The next question, however, was whether or not the cache_aligned_allocator implements pooling. I examined the source code, and found that malloc() was called directly rather than scalable_malloc(). I would take this to imply that in fact the cache_aligned_allocator does not operate from a memory pool.
What is the reason for this?
It's probably not obvious from the code that cache_aligned_allocator uses scalable_malloc if available, otherwise (and in some other cases) falls to malloc. The reason is the same as I told here: making sure TBB is able to work even if the scalable allocator library is absent. You shouldn't just believe my word :) - look for MallocHandler and see how it is used.
aj.guillon:Perhaps this is computationally too difficult to do... finding chunks of memory in the pool that are the right size might be too much computation to do in an allocation call?
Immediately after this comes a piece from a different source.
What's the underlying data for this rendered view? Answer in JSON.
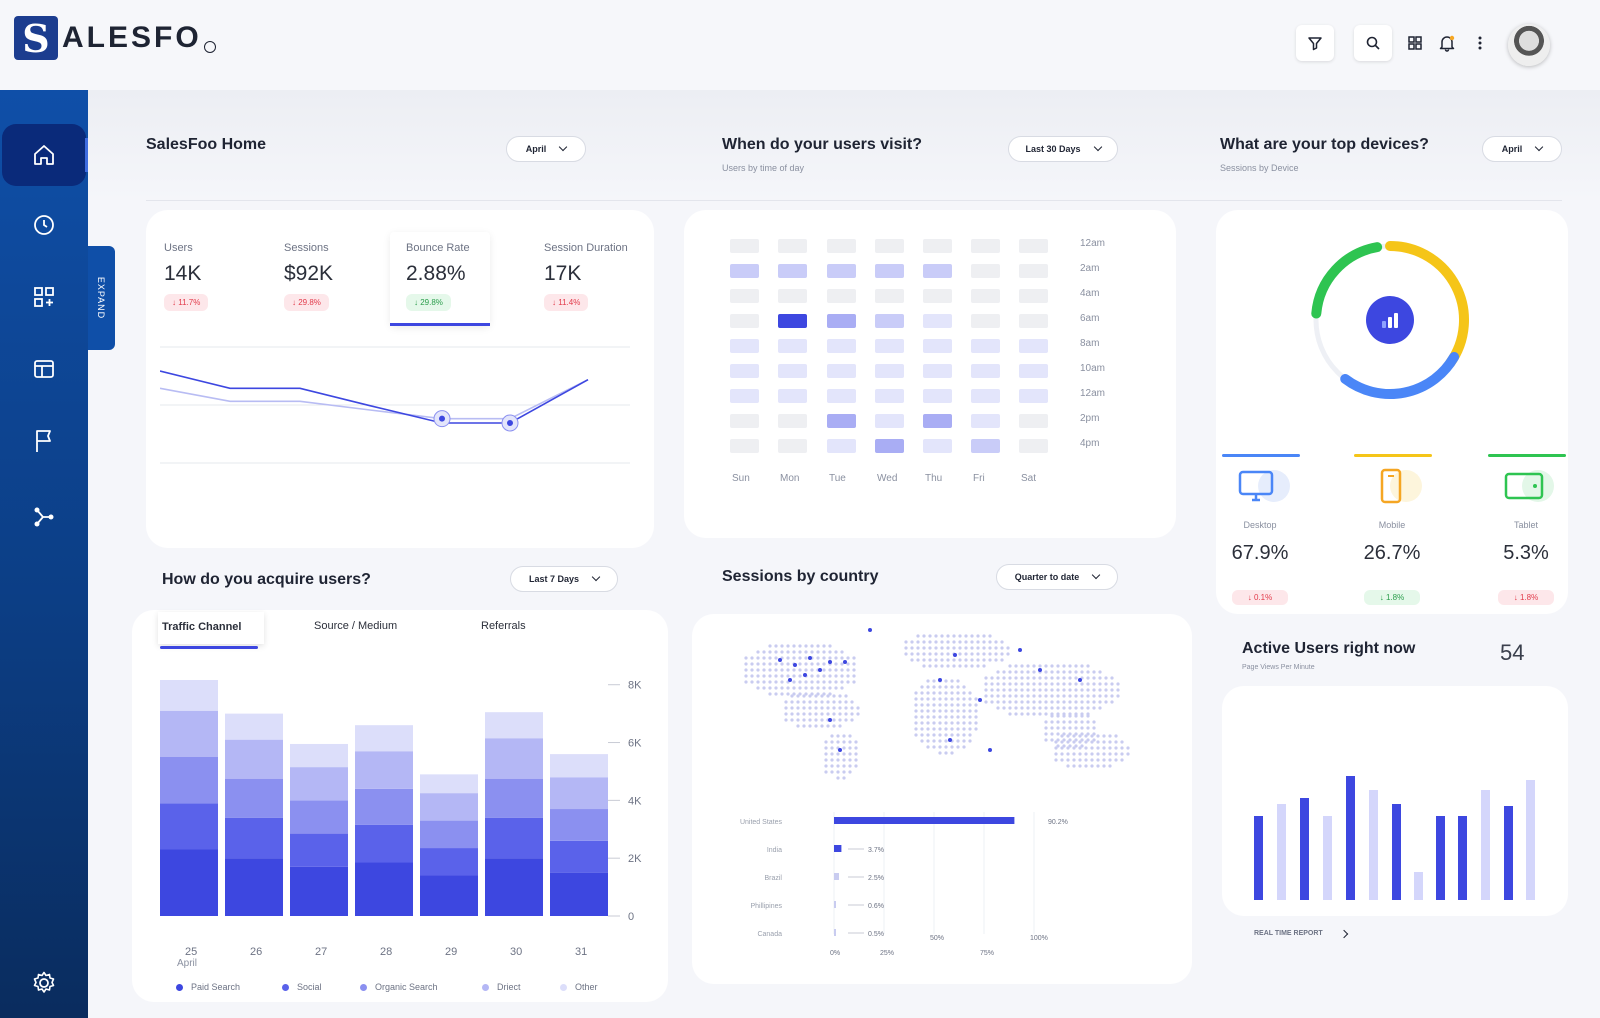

We plan improvements to the TBB allocators, and supporting aligned allocation in scalable_malloc is amongst those. And yes, it won't come for free; either it will be slower, or (more likely) it will pad the memory block. As you might guess, cache_aligned_allocator also adds some padding; so it will need to be customized to avoid excessive padding when used together with scalable_malloc.
By the way, the scalable allocator takes own actions to reduce false sharing; namely, different threads can not allocate from the same cache line. Same thread, however, can allocate a few small objects from the same cache line. This is different from the cache_aligned_allocator behaviour; the latter is thread-oblivious and treats each allocation as deserving separate cache line(s).